The churches of the Reformation understand each other as a ‘church of freedom’. By that we mean a freedom founded in saying ‘yes’ to Jesus Christ – not a non-committal ‘anything goes’. For we have learned from the Reformers and, basically, from church father Augustine, that only freedom understood in the interaction of freedom and bonding is true freedom.
This Augustine-based theology of the Reformation is our special gift to the Christian world.
If your diagnosis is correct, that there are lines leading from the solitary individual of late medieval theology - deeply uncertain about God and the world - into the modern age, then it is also true that the theological approach of Luther and the Reformers, that of allowing themselves to receive assurance from God despite all such uncertainty, has never been more relevant. That applies to the Protestant churches. But does it not also apply to our Roman Catholic sister church and to the whole world -differently believing, non-believing, and deeply insecure – particularly in this extremely crisis-ridden age?

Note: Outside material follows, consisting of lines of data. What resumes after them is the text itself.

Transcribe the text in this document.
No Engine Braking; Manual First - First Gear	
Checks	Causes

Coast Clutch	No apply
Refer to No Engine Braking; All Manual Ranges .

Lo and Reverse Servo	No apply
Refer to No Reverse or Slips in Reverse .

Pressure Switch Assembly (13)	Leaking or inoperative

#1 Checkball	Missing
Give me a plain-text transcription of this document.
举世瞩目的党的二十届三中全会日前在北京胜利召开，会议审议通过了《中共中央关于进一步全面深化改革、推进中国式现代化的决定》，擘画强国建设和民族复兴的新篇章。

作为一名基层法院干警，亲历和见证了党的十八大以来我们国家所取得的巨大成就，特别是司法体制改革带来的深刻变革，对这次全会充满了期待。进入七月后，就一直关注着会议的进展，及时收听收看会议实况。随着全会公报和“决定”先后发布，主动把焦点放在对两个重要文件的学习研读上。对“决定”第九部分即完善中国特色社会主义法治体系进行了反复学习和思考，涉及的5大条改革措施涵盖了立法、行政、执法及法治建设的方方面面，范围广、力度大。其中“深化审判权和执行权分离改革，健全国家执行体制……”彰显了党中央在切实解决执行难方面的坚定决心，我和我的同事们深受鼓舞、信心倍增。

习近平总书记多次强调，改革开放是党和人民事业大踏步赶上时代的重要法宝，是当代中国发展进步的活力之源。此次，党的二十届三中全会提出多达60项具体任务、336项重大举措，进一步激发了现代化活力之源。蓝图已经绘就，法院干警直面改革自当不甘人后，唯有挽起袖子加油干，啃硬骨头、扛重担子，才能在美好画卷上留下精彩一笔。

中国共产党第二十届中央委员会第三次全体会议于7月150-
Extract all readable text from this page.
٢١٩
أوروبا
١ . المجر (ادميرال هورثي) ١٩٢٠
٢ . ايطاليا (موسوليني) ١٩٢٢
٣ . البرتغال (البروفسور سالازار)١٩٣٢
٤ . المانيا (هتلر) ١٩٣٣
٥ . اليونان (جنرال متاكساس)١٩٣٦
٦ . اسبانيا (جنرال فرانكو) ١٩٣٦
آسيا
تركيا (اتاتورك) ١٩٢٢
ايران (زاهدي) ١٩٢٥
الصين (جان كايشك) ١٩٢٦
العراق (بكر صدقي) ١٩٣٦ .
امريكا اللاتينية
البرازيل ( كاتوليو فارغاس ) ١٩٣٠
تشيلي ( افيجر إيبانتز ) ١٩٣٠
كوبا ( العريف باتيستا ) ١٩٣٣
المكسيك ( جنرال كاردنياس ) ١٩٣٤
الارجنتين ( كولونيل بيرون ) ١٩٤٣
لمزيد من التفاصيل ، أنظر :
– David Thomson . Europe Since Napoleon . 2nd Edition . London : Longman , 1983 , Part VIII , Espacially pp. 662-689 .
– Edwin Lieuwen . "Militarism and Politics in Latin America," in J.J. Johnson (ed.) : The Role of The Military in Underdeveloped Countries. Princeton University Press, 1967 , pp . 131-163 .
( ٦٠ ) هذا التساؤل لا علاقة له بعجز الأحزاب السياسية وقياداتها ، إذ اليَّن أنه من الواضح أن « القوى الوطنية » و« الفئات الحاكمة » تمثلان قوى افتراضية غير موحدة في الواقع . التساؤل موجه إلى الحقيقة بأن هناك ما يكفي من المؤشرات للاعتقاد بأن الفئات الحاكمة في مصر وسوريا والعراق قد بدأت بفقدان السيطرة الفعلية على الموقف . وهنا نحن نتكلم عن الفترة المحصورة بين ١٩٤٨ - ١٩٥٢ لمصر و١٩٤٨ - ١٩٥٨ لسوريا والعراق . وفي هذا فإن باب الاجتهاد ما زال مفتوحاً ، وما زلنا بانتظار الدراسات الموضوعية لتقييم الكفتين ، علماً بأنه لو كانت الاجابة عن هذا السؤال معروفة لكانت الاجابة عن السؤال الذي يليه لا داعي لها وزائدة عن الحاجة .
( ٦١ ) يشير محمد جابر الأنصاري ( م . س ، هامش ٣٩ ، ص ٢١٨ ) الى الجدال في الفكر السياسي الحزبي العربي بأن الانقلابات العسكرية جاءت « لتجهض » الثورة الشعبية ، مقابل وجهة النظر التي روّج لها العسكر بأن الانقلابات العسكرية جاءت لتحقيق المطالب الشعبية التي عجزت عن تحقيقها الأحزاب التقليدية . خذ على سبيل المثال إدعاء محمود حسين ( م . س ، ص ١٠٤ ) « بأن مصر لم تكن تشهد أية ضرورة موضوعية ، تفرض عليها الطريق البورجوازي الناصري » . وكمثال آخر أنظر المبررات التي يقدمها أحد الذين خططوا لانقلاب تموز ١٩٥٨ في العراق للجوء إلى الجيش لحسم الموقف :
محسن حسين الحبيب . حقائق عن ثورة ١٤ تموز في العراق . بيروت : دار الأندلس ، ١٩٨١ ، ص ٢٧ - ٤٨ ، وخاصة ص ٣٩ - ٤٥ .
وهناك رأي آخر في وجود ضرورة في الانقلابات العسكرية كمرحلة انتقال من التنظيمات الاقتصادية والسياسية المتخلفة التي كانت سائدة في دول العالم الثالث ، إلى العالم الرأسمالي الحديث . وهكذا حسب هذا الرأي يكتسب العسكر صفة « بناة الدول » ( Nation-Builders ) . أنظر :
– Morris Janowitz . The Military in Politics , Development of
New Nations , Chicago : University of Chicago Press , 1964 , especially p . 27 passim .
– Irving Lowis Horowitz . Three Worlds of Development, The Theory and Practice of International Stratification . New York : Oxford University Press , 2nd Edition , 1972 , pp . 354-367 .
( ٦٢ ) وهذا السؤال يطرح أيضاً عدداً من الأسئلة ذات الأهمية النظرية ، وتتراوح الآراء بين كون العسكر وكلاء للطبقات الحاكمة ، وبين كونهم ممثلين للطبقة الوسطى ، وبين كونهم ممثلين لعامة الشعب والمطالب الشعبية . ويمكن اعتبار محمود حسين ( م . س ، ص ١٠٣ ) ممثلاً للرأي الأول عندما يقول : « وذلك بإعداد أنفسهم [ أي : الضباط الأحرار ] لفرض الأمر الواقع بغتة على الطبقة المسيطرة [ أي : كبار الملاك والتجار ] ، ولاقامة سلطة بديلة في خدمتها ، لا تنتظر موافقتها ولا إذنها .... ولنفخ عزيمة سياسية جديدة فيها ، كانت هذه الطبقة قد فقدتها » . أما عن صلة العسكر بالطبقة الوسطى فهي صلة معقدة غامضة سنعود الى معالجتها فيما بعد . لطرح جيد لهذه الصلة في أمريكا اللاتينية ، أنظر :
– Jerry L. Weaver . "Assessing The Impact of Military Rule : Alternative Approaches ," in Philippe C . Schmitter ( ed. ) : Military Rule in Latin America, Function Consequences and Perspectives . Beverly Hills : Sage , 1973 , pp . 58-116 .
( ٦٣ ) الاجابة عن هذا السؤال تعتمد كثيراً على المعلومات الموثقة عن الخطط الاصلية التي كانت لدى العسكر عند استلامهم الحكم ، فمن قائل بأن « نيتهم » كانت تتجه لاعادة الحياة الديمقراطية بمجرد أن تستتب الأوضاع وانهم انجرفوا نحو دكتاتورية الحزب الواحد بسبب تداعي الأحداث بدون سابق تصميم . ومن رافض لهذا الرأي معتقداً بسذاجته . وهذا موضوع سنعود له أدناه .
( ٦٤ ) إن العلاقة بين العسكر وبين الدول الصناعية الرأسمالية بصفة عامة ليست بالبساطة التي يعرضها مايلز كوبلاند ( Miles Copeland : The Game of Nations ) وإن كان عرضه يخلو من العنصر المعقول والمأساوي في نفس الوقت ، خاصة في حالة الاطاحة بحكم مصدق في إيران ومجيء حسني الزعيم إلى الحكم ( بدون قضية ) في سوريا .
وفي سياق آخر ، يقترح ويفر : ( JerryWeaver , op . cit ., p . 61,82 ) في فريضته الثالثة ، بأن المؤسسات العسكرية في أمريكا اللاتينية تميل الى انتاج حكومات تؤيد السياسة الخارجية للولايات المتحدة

Dear brother in Christ, these stones can testify: Martin Luther was a member of the order of Saint Augustine right here. In the cathedral he was consecrated a priest and in the monastery church he read his First Mass.
Does nothing essential, and lasting, link him with the Roman Catholic Church? Can we not also understand Martin Luther, the Augustinian monk from Erfurt, to be a hinge between our churches, because he belongs to both?
The Reformers understood the Reformation as the church turning to Christ. As Christians, clergy and members of church institutions, we are called upon to turn to Christ every day!
I would rather speak of 2000 years of common church history and not just of 1500 years. Even after 1517 we remained related to one another in a special way as ‘western churches’ – for better or for worse, in salutary cooperation but also in death-bringing reciprocal hostility.
In my opinion, it is time to heal the memories of the mutual injuries in the Reformation period and the subsequent history of our churches; it is time to take real steps for reconciliation. I would like you to invite you to do so, particularly in view of the upcoming anniversary of the Reformation in 2017.
The anniversary will not be marked by a spirit of triumphalism. Rather, we invite all Christians to rejoice with us that God gives the whole church a strong theology of assurance in times of great uncertainty – and has kept this theology alive for the whole of Christendom over the last five hundred years.
I would thus like to ask you, dear brother in Christ, to understand 31 October 2017 as a festival of confessing Christ and to celebrate it with the churches of the Reformation, so that we can all testify to Christ in ecumenical commitment “that the world may believe”.
I look forward to the act of worship we are about to celebrate together.
May God bless you and our ecumenical fellowship.